02/23/2013 Two weeks post partial knee replacementROM 114, Pain 0, Tightness and very mild aches from surgery, drove car to have staples removed on day 11, continue to use the cpm a couple hours each day, Day 12 began PT, Using both legs to ascend and descend stairs, no noticeable swelling, energy remains low but improving everyday, not ready yet to return to work but I'm beginning to look. 

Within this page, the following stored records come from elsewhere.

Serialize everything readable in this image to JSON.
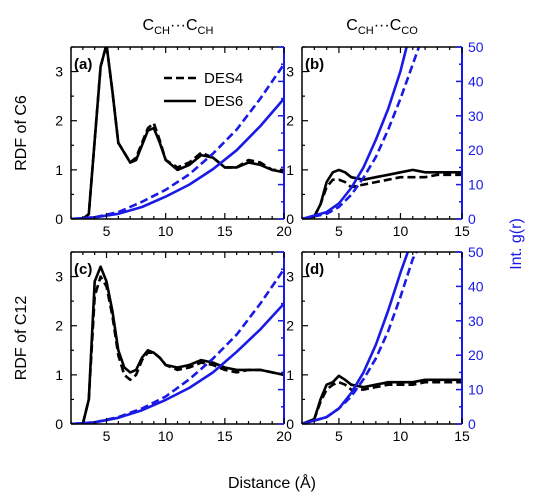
{
  "figure": {
    "column_titles": [
      {
        "main": "C",
        "sub1": "CH",
        "mid": "···C",
        "sub2": "CH"
      },
      {
        "main": "C",
        "sub1": "CH",
        "mid": "···C",
        "sub2": "CO"
      }
    ],
    "row_labels": [
      "RDF of C6",
      "RDF of C12"
    ],
    "right_axis_label": "Int. g(r)",
    "x_axis_label": "Distance (Å)",
    "legend": [
      {
        "name": "DES4",
        "style": "dashed"
      },
      {
        "name": "DES6",
        "style": "solid"
      }
    ],
    "colors": {
      "rdf": "#000000",
      "integral": "#1a1ae6",
      "right_axis": "#1a1ae6"
    }
  },
  "chart_data": [
    {
      "type": "line",
      "panel": "(a)",
      "xlim": [
        2,
        20
      ],
      "ylim": [
        0,
        3.5
      ],
      "y2lim": [
        0,
        50
      ],
      "xticks": [
        5,
        10,
        15,
        20
      ],
      "yticks": [
        0,
        1,
        2,
        3
      ],
      "series": [
        {
          "name": "DES4",
          "axis": "left",
          "style": "dashed",
          "x": [
            2,
            3,
            3.5,
            4,
            4.5,
            5,
            5.5,
            6,
            6.5,
            7,
            7.5,
            8,
            8.5,
            9,
            9.5,
            10,
            11,
            12,
            13,
            14,
            15,
            16,
            17,
            18,
            19,
            20
          ],
          "y": [
            0,
            0,
            0.1,
            1.6,
            3.1,
            3.55,
            2.6,
            1.55,
            1.35,
            1.15,
            1.25,
            1.55,
            1.85,
            1.95,
            1.6,
            1.2,
            1.05,
            1.15,
            1.35,
            1.25,
            1.05,
            1.05,
            1.2,
            1.15,
            1.0,
            1.0
          ]
        },
        {
          "name": "DES6",
          "axis": "left",
          "style": "solid",
          "x": [
            2,
            3,
            3.5,
            4,
            4.5,
            5,
            5.5,
            6,
            6.5,
            7,
            7.5,
            8,
            8.5,
            9,
            9.5,
            10,
            11,
            12,
            13,
            14,
            15,
            16,
            17,
            18,
            19,
            20
          ],
          "y": [
            0,
            0,
            0.1,
            1.6,
            3.1,
            3.55,
            2.6,
            1.55,
            1.35,
            1.15,
            1.2,
            1.5,
            1.8,
            1.85,
            1.55,
            1.2,
            1.0,
            1.1,
            1.3,
            1.25,
            1.05,
            1.05,
            1.15,
            1.1,
            1.0,
            0.95
          ]
        },
        {
          "name": "DES4",
          "axis": "right",
          "style": "dashed",
          "x": [
            2,
            4,
            6,
            8,
            10,
            12,
            14,
            16,
            18,
            20
          ],
          "y": [
            0,
            0.5,
            2,
            5,
            8.5,
            13,
            19,
            26,
            35,
            45
          ]
        },
        {
          "name": "DES6",
          "axis": "right",
          "style": "solid",
          "x": [
            2,
            4,
            6,
            8,
            10,
            12,
            14,
            16,
            18,
            20
          ],
          "y": [
            0,
            0.5,
            1.5,
            3.5,
            6.5,
            10,
            14.5,
            20,
            27,
            35
          ]
        }
      ]
    },
    {
      "type": "line",
      "panel": "(b)",
      "xlim": [
        2,
        15
      ],
      "ylim": [
        0,
        3.5
      ],
      "y2lim": [
        0,
        50
      ],
      "xticks": [
        5,
        10,
        15
      ],
      "yticks": [
        0,
        1,
        2,
        3
      ],
      "y2ticks": [
        0,
        10,
        20,
        30,
        40,
        50
      ],
      "series": [
        {
          "name": "DES4",
          "axis": "left",
          "style": "dashed",
          "x": [
            2,
            3,
            3.5,
            4,
            4.5,
            5,
            5.5,
            6,
            7,
            8,
            9,
            10,
            11,
            12,
            13,
            14,
            15
          ],
          "y": [
            0,
            0.05,
            0.3,
            0.65,
            0.8,
            0.8,
            0.75,
            0.65,
            0.7,
            0.75,
            0.8,
            0.85,
            0.85,
            0.85,
            0.9,
            0.9,
            0.9
          ]
        },
        {
          "name": "DES6",
          "axis": "left",
          "style": "solid",
          "x": [
            2,
            3,
            3.5,
            4,
            4.5,
            5,
            5.5,
            6,
            7,
            8,
            9,
            10,
            11,
            12,
            13,
            14,
            15
          ],
          "y": [
            0,
            0.05,
            0.3,
            0.75,
            0.95,
            1.0,
            0.95,
            0.85,
            0.8,
            0.85,
            0.9,
            0.95,
            1.0,
            0.95,
            0.95,
            0.95,
            0.95
          ]
        },
        {
          "name": "DES4",
          "axis": "right",
          "style": "dashed",
          "x": [
            2,
            4,
            5,
            6,
            7,
            8,
            9,
            10,
            11,
            11.5
          ],
          "y": [
            0,
            1.5,
            3.5,
            7,
            12,
            18,
            26,
            35,
            45,
            50
          ]
        },
        {
          "name": "DES6",
          "axis": "right",
          "style": "solid",
          "x": [
            2,
            4,
            5,
            6,
            7,
            8,
            9,
            10,
            10.5
          ],
          "y": [
            0,
            2,
            4.5,
            9,
            15,
            23,
            32,
            43,
            50
          ]
        }
      ]
    },
    {
      "type": "line",
      "panel": "(c)",
      "xlim": [
        2,
        20
      ],
      "ylim": [
        0,
        3.5
      ],
      "y2lim": [
        0,
        50
      ],
      "xticks": [
        5,
        10,
        15,
        20
      ],
      "yticks": [
        0,
        1,
        2,
        3
      ],
      "series": [
        {
          "name": "DES4",
          "axis": "left",
          "style": "dashed",
          "x": [
            2,
            3,
            3.5,
            4,
            4.5,
            5,
            5.5,
            6,
            6.5,
            7,
            7.5,
            8,
            8.5,
            9,
            9.5,
            10,
            11,
            12,
            13,
            14,
            15,
            16,
            17,
            18,
            19,
            20
          ],
          "y": [
            0,
            0,
            0.5,
            2.6,
            3.0,
            2.8,
            2.2,
            1.4,
            1.0,
            0.9,
            1.0,
            1.3,
            1.45,
            1.45,
            1.35,
            1.2,
            1.1,
            1.15,
            1.25,
            1.2,
            1.1,
            1.05,
            1.1,
            1.1,
            1.05,
            1.0
          ]
        },
        {
          "name": "DES6",
          "axis": "left",
          "style": "solid",
          "x": [
            2,
            3,
            3.5,
            4,
            4.5,
            5,
            5.5,
            6,
            6.5,
            7,
            7.5,
            8,
            8.5,
            9,
            9.5,
            10,
            11,
            12,
            13,
            14,
            15,
            16,
            17,
            18,
            19,
            20
          ],
          "y": [
            0,
            0,
            0.5,
            2.9,
            3.2,
            2.9,
            2.3,
            1.5,
            1.15,
            1.05,
            1.1,
            1.35,
            1.5,
            1.45,
            1.35,
            1.2,
            1.15,
            1.2,
            1.3,
            1.25,
            1.15,
            1.1,
            1.1,
            1.1,
            1.05,
            1.0
          ]
        },
        {
          "name": "DES4",
          "axis": "right",
          "style": "dashed",
          "x": [
            2,
            4,
            6,
            8,
            10,
            12,
            14,
            16,
            18,
            20
          ],
          "y": [
            0,
            0.5,
            2,
            4.5,
            8,
            13,
            19,
            26,
            35,
            45
          ]
        },
        {
          "name": "DES6",
          "axis": "right",
          "style": "solid",
          "x": [
            2,
            4,
            6,
            8,
            10,
            12,
            14,
            16,
            18,
            20
          ],
          "y": [
            0,
            0.5,
            1.8,
            4,
            7,
            10.5,
            15,
            21,
            27.5,
            35
          ]
        }
      ]
    },
    {
      "type": "line",
      "panel": "(d)",
      "xlim": [
        2,
        15
      ],
      "ylim": [
        0,
        3.5
      ],
      "y2lim": [
        0,
        50
      ],
      "xticks": [
        5,
        10,
        15
      ],
      "yticks": [
        0,
        1,
        2,
        3
      ],
      "y2ticks": [
        0,
        10,
        20,
        30,
        40,
        50
      ],
      "series": [
        {
          "name": "DES4",
          "axis": "left",
          "style": "dashed",
          "x": [
            2,
            3,
            3.5,
            4,
            4.5,
            5,
            5.5,
            6,
            7,
            8,
            9,
            10,
            11,
            12,
            13,
            14,
            15
          ],
          "y": [
            0,
            0.1,
            0.45,
            0.7,
            0.8,
            0.85,
            0.8,
            0.7,
            0.7,
            0.75,
            0.8,
            0.8,
            0.8,
            0.85,
            0.85,
            0.85,
            0.85
          ]
        },
        {
          "name": "DES6",
          "axis": "left",
          "style": "solid",
          "x": [
            2,
            3,
            3.5,
            4,
            4.5,
            5,
            5.5,
            6,
            7,
            8,
            9,
            10,
            11,
            12,
            13,
            14,
            15
          ],
          "y": [
            0,
            0.1,
            0.5,
            0.8,
            0.85,
            0.98,
            0.9,
            0.8,
            0.75,
            0.8,
            0.85,
            0.85,
            0.85,
            0.9,
            0.9,
            0.9,
            0.9
          ]
        },
        {
          "name": "DES4",
          "axis": "right",
          "style": "dashed",
          "x": [
            2,
            4,
            5,
            6,
            7,
            8,
            9,
            10,
            11,
            11.3
          ],
          "y": [
            0,
            2,
            4.5,
            8,
            13,
            19,
            27,
            37,
            48,
            50
          ]
        },
        {
          "name": "DES6",
          "axis": "right",
          "style": "solid",
          "x": [
            2,
            4,
            5,
            6,
            7,
            8,
            9,
            10,
            10.6
          ],
          "y": [
            0,
            2,
            4.5,
            9,
            15,
            23,
            33,
            44,
            50
          ]
        }
      ]
    }
  ]
}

03/21/2013 Six weeks post partial knee replacement. ROM 118. 4 1/2 wks post op was a passenger on crotch rocket = no discomfort. Pain 0-mild aching minimal activity, 3 from mild swelling(walking 3 miles) full returned to activities except jogging and kneeling which doc wants me to wait until 3 mo post op. Energy hasn't returned yet. I would be ready to return to office work at this point if not for other issues. Extremely pleased with this procedure. Knee feels like better then my biological knee. Severe bone on bone nerve pain 0% gone immediately post op. 

07/01/2013 Time to call the surgeon and have her order my 6 month follow up MRI. Keeping my fingers crossed for good results. An update on my PVNS knee; It's been 6 months since my partial knee replacement and I'm doing wonderful. Little to no pain, 2 on the pain scale if slight swelling is present. Range of motion is normal and I don't think about my knee unless I need to kneel down, in which case I am extremely careful and put little pressure on it. My PVNS leg is still a little weak so I'm still careful on the stairs. The quadricep muscle still tightens up and aches, since open synovectomy.  

08/13/2014 Update: I remain nearly three years PVNS Free. MRI in December is now showing extensive chondromalacia (arthritis) in the medial and lateral aspects of my knee, less than a year after the partial replacement was done. This is disappointing since I will require a revision of my partial replacement into a total knee replacement in the near future. I suspect the having the pvns and or the radiation therapy may be playing a role in accelerating cartilage destruction, since I had no signs of arthritis prior to the synovectomy in December of 2011. 

Monday, July 30, 2012

RT...Questions To Ask About PVNS Radiation Therapy



Questions To Ask Your Radiology Oncologist
  1.   Why is radiation a good or poor choice for me?
  2.   How many PVNS patients have you treated?
  3.   What are my chances of recurrance with or without radiation treatment? 
  4.   How does radiation effect the PVNS and healthy cells in my joint? 
  5.   What dose of radiation will you be using and how/why did you select that dose?
  6.   How often and how long will I receive radiation treatment?
  7.   What are the chances that radiation will cause a secondary cancer?
  8.   Will the dose of radiation have any effect on fertility?
  9.   What kind of side effects will I experience during the treatment?  Fatigue, etc
  10.   What is the process for setting me up for radiation and how long will it take?
  11.   Will I need a post surgical MRI or CAT scan?
  12.   What is mapping and will my surgeon be participating it?
  13.   If I have radiation now will I be able to have the same joint radiated in the future?
  14.   What is your follow up care plan?
  15.   Is there anything that I can do to reduce adhesions from forming?
  16.   How much will my treatment cost and do you participate with my insurance?
  17.   What is the best time of day to schedule my appointments to avoid long waits?
  18.   If I experience treatment complications who do I call and who handles it?
  19.   How will my joint be immobilized to prevent movement during treatment?
  20. I am not a physician and the above is in no way to be taken as medical advise. This is my interpretation of what I have been told by my physicians and from what I have read. Always consult with a professional for case specific accurate information.